For an easy dinner, make this vegetarian white bean soup that is anything but boring

To give some body to Garlicky White Bean Soup with Smoked Paprika and Lemon, you need to smash about half of the simmered beans into the broth while preparing the soup. CONTRIBUTED BY HENRI HOLLIS

To give some body to Garlicky White Bean Soup with Smoked Paprika and Lemon, you need to smash about half of the simmered beans into the broth while preparing the soup. CONTRIBUTED BY HENRI HOLLIS

We’ve all got that one recipe. That recipe that somehow never tires and is especially welcome on days when thinking about dinner is insurmountable. That recipe that makes its way into the dinner rotation just about every week with, perhaps, small variations, but is repeatable from memory. That recipe that becomes a house specialty.
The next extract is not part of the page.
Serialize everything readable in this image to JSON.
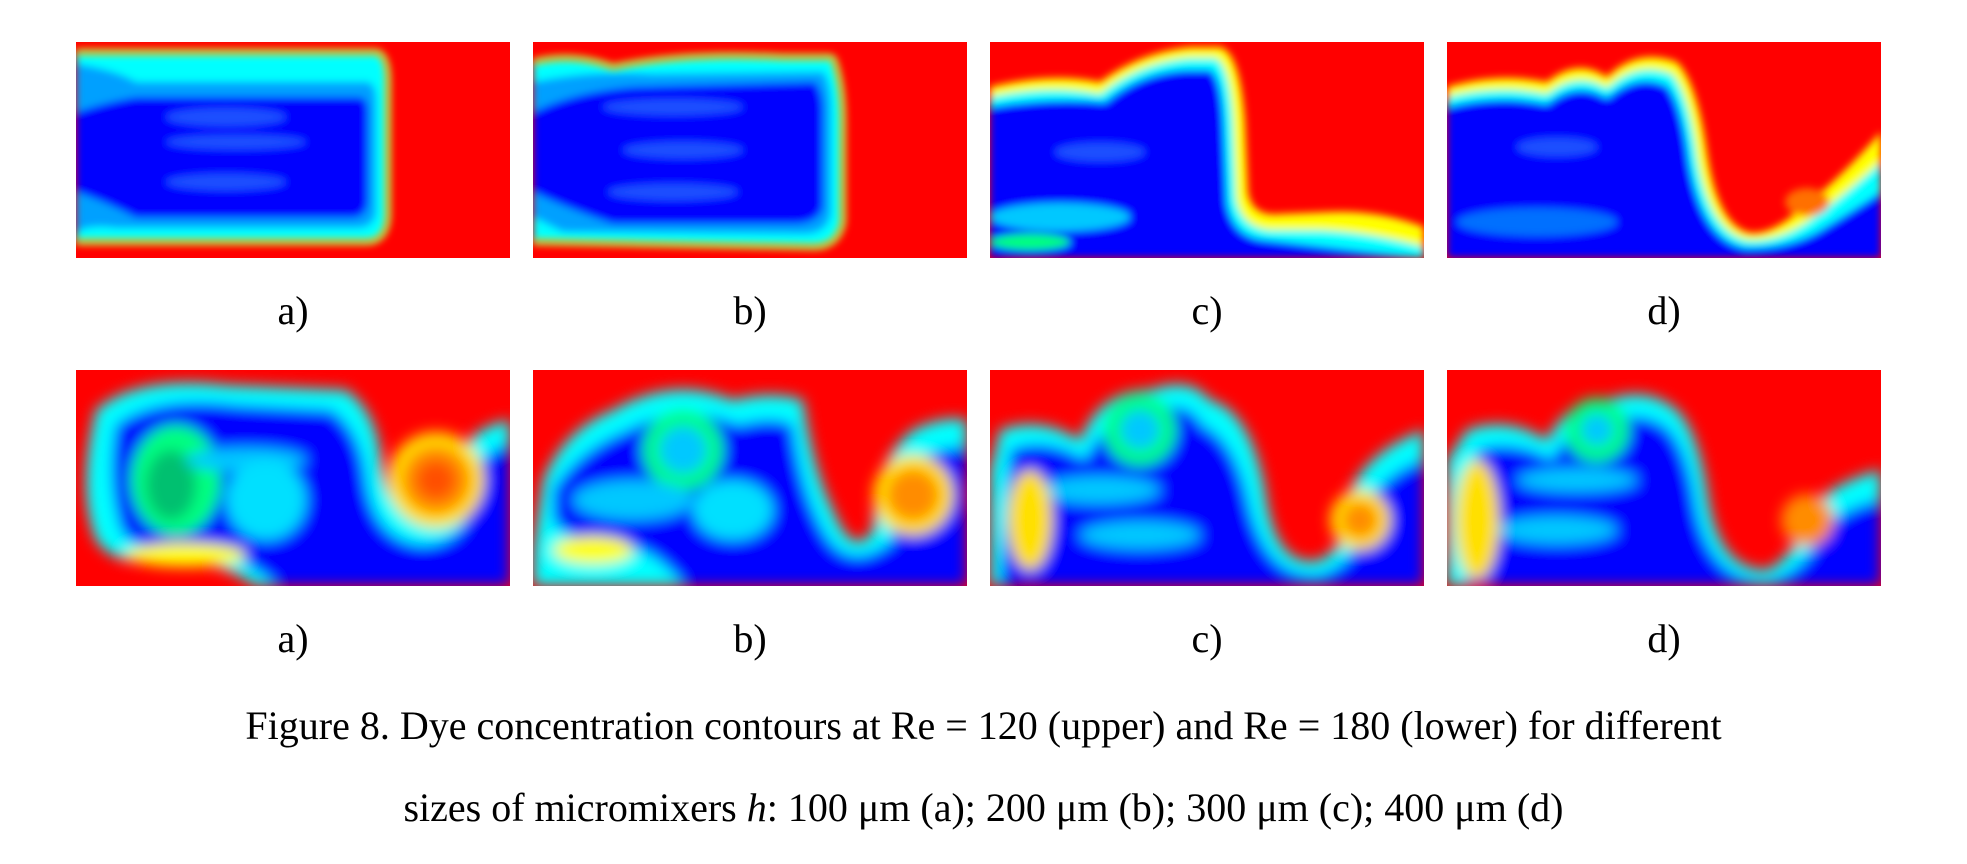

In this writer’s house, “that recipe” is one adapted from a reader submission on the cooking and lifestyle site Food52 for roasted kale, white beans and Italian sausage, all dredged in a smoky, lemony olive oil mixture that is, as they say, far greater than the sum of its parts.

What you’ll find below is not that recipe. Try as I might to adapt it to 5:30 Challenge parameters, it’ll never get there, time- or ingredient-wise, without immense sacrifice. However, what it can be is a source of inspiration for another dish entirely, that of a white bean soup with almost exactly the same seasonings. It plays the part well, and is vegetarian to boot.
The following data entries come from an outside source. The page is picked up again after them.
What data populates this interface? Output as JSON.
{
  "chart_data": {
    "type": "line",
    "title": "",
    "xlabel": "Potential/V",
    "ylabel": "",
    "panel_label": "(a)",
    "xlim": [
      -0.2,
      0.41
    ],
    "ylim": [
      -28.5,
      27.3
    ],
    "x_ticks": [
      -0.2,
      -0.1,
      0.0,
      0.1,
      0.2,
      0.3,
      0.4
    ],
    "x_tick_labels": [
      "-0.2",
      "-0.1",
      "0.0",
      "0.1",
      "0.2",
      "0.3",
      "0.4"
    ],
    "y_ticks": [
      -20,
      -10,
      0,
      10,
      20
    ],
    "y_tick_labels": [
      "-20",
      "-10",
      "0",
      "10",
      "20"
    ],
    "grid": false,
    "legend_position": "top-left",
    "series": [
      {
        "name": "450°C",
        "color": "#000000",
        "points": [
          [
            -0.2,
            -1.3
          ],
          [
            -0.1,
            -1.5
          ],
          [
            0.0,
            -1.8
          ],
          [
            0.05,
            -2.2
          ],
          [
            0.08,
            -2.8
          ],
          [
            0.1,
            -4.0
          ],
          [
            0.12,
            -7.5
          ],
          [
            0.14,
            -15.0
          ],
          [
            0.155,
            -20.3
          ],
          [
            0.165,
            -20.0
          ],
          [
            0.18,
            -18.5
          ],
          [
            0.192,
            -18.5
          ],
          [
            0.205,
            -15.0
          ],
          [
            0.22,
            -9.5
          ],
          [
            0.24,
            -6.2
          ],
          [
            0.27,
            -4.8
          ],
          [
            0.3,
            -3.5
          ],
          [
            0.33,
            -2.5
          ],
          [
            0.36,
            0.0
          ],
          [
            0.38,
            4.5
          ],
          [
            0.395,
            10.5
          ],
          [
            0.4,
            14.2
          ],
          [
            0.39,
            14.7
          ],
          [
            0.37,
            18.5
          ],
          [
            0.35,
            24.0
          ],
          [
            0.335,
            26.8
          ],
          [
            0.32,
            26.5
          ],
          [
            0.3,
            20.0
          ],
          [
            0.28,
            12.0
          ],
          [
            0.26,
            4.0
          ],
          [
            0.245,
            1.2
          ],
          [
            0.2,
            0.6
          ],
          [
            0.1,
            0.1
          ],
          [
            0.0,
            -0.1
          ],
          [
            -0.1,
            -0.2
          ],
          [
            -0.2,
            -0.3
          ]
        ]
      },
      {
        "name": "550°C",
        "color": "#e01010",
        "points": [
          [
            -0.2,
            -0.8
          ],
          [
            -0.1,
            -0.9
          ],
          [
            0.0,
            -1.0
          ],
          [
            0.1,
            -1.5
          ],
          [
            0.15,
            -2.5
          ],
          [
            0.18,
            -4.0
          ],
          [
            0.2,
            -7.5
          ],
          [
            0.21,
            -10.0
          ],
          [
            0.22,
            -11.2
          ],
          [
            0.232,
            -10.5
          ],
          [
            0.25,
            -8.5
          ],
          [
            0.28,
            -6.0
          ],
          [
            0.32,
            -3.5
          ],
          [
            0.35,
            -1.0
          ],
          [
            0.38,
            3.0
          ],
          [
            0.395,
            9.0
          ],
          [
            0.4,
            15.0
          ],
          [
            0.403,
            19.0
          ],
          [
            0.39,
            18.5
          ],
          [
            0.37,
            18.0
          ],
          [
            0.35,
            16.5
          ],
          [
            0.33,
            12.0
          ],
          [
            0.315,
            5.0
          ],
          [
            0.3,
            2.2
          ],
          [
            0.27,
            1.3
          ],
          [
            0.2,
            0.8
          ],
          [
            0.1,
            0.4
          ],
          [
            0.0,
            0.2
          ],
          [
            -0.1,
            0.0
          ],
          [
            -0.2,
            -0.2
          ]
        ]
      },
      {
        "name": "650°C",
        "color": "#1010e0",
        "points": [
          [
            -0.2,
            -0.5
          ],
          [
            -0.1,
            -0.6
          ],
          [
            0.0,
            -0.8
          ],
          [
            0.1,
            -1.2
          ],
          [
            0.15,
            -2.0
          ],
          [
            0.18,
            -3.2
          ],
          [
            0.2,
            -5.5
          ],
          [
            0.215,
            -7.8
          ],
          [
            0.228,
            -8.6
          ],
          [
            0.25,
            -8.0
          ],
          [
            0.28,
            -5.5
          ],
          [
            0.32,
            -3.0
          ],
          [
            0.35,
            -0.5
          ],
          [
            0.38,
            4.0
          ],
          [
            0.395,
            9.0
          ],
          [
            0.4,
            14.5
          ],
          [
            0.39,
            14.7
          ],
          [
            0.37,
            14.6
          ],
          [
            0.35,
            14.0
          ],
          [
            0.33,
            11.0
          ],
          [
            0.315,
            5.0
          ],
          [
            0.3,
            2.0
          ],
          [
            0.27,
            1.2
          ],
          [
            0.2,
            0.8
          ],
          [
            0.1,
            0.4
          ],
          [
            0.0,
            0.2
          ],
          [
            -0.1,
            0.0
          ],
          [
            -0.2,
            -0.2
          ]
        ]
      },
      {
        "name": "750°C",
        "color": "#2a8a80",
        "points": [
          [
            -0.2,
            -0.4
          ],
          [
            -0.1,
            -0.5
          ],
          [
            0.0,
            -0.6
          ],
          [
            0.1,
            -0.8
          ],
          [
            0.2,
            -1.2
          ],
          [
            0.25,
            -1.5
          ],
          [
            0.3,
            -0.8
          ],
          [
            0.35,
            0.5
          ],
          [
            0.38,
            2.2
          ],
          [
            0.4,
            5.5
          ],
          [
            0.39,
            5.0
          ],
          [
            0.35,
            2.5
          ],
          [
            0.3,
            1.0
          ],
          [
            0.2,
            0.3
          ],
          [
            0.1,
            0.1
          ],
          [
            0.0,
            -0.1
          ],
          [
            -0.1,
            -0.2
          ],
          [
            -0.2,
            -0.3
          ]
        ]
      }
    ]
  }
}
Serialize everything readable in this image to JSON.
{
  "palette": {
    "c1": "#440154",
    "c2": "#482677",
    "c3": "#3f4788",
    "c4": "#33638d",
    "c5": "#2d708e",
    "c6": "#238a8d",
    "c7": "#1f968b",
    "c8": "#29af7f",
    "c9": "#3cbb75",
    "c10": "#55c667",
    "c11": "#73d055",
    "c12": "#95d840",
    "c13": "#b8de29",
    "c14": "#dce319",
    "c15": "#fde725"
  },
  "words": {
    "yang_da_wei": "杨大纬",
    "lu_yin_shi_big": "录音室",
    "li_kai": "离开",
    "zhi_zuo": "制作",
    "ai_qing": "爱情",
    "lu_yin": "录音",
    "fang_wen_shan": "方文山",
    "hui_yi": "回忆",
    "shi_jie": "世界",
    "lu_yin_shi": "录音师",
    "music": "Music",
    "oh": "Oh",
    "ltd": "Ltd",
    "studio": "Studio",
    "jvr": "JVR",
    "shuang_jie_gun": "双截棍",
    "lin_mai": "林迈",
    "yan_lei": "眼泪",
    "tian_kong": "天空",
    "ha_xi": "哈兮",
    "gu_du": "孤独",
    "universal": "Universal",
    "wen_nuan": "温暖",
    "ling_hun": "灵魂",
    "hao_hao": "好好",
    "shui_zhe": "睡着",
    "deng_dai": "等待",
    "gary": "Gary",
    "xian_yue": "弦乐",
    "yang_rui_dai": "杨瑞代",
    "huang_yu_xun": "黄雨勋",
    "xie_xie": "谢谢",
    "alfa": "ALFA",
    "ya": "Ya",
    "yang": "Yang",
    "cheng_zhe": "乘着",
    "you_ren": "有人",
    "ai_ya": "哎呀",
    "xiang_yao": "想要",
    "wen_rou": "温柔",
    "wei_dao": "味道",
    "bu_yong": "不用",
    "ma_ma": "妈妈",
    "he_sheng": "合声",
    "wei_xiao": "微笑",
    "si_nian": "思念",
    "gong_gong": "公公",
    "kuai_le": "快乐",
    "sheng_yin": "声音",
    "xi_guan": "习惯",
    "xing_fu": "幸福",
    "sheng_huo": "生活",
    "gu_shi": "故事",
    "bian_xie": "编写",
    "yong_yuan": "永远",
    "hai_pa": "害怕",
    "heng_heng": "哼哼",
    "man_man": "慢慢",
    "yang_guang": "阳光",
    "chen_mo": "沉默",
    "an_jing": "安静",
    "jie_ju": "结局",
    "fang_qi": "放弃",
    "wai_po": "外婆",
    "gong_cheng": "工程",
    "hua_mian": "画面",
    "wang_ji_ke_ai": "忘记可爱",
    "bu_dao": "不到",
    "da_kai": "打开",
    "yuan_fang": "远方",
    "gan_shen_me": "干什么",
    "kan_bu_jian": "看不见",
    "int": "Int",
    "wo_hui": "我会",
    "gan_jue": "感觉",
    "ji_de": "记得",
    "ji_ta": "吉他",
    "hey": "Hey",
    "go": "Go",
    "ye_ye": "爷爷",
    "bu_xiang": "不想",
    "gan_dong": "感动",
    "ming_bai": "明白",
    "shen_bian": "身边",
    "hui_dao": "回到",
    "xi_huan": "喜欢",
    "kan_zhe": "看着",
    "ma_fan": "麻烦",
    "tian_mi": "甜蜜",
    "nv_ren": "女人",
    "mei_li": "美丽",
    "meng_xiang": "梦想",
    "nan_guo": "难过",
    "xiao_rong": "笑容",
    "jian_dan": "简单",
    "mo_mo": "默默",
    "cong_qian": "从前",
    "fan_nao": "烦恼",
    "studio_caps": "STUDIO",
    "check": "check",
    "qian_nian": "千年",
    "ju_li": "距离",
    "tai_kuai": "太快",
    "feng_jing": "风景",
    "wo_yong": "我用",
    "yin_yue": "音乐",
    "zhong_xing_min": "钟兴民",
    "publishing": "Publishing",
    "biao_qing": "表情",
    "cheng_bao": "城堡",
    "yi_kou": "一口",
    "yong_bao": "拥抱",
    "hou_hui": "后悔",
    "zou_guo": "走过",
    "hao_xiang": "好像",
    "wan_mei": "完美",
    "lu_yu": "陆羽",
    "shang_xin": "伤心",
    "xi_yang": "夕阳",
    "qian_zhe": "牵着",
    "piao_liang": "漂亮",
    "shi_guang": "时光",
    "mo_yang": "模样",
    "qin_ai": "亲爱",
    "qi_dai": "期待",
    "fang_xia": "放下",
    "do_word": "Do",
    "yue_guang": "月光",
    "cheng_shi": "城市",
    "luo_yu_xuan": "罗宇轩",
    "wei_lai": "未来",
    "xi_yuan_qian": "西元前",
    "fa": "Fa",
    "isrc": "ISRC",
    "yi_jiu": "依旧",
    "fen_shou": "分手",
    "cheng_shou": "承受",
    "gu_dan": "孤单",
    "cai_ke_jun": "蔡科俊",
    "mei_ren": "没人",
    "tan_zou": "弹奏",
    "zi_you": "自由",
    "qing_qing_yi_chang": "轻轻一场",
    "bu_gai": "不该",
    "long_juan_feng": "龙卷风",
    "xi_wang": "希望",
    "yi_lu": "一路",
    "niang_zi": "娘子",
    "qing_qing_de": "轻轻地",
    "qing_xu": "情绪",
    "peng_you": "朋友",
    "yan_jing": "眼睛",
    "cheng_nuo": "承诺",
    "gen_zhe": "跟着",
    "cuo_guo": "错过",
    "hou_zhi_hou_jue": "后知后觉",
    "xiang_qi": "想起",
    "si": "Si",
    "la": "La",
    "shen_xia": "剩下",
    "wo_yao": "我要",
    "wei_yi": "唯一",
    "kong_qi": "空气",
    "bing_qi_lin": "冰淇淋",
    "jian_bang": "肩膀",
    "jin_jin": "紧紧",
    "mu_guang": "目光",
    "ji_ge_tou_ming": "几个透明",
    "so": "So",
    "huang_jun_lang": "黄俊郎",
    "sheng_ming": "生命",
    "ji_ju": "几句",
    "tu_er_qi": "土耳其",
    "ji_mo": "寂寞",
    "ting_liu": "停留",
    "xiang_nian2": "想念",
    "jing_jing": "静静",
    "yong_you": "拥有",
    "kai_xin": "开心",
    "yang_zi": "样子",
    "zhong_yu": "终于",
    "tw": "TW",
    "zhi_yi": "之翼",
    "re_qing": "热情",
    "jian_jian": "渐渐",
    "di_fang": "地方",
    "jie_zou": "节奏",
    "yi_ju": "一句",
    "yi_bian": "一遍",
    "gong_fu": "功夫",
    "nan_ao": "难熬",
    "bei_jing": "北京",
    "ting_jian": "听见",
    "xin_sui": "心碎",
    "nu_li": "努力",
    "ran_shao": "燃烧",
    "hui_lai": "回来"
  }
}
The pantry-friendly trio of smoked paprika, Dijon mustard and lemon (zest and juice, of course) livens up ordinary canned white beans, and a big blast of garlic — almost a whole head, thinly sliced and softened — hints at the flavor of Italian sausage. Of course, bean soup would not be bean soup without a generous amount of extra-virgin olive oil, so use the best you’ve got, especially when drizzling on that final touch.
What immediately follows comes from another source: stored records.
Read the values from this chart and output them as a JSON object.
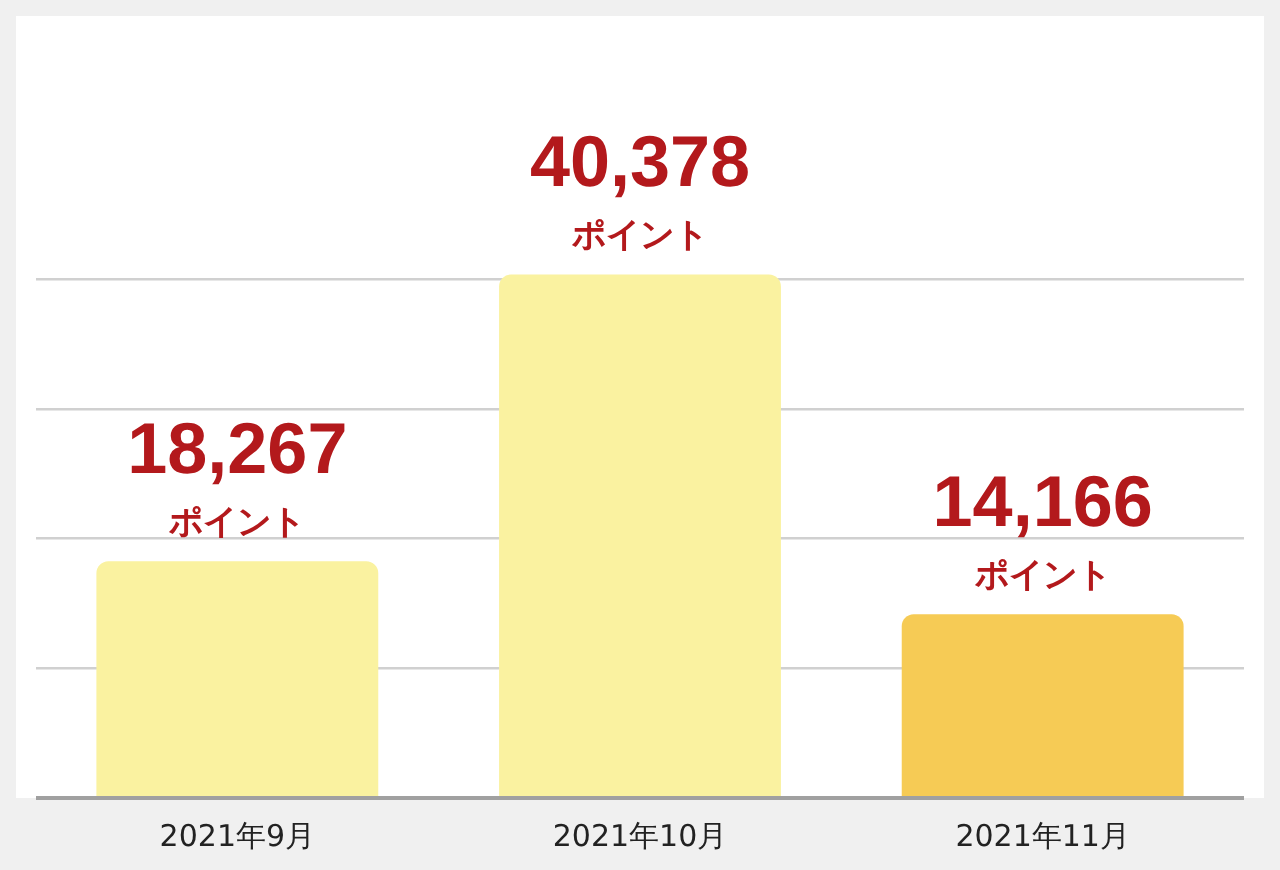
{
  "chart_data": {
    "type": "bar",
    "categories": [
      "2021年9月",
      "2021年10月",
      "2021年11月"
    ],
    "values": [
      18267,
      40378,
      14166
    ],
    "colors": [
      "#faf2a0",
      "#faf2a0",
      "#f6cb55"
    ],
    "value_labels": [
      "18,267",
      "40,378",
      "14,166"
    ],
    "annotations": [
      {
        "text": "ポイント",
        "x": "2021年9月",
        "y": 18267
      },
      {
        "text": "ポイント",
        "x": "2021年10月",
        "y": 40378
      },
      {
        "text": "ポイント",
        "x": "2021年11月",
        "y": 14166
      }
    ],
    "ylim": [
      0,
      60000
    ],
    "yticks": [
      {
        "value": 0,
        "label": null
      },
      {
        "value": 10000,
        "label": null
      },
      {
        "value": 20000,
        "label": null
      },
      {
        "value": 30000,
        "label": null
      },
      {
        "value": 40000,
        "label": null
      }
    ],
    "grid": "y",
    "tick_labels": "x",
    "legend": false
  }
}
You can serve the soup with salad or bread or both, and you can sprinkle on some fresh parsley if you crave greenery. But really the only other thing you must do is to take the time to smash about half of the simmered beans into the broth to give the soup some body. Without this step, you’ll find the broth thin and wanting, so consider it your moment to smash out a week’s worth of stress. Then you can really enjoy dinner.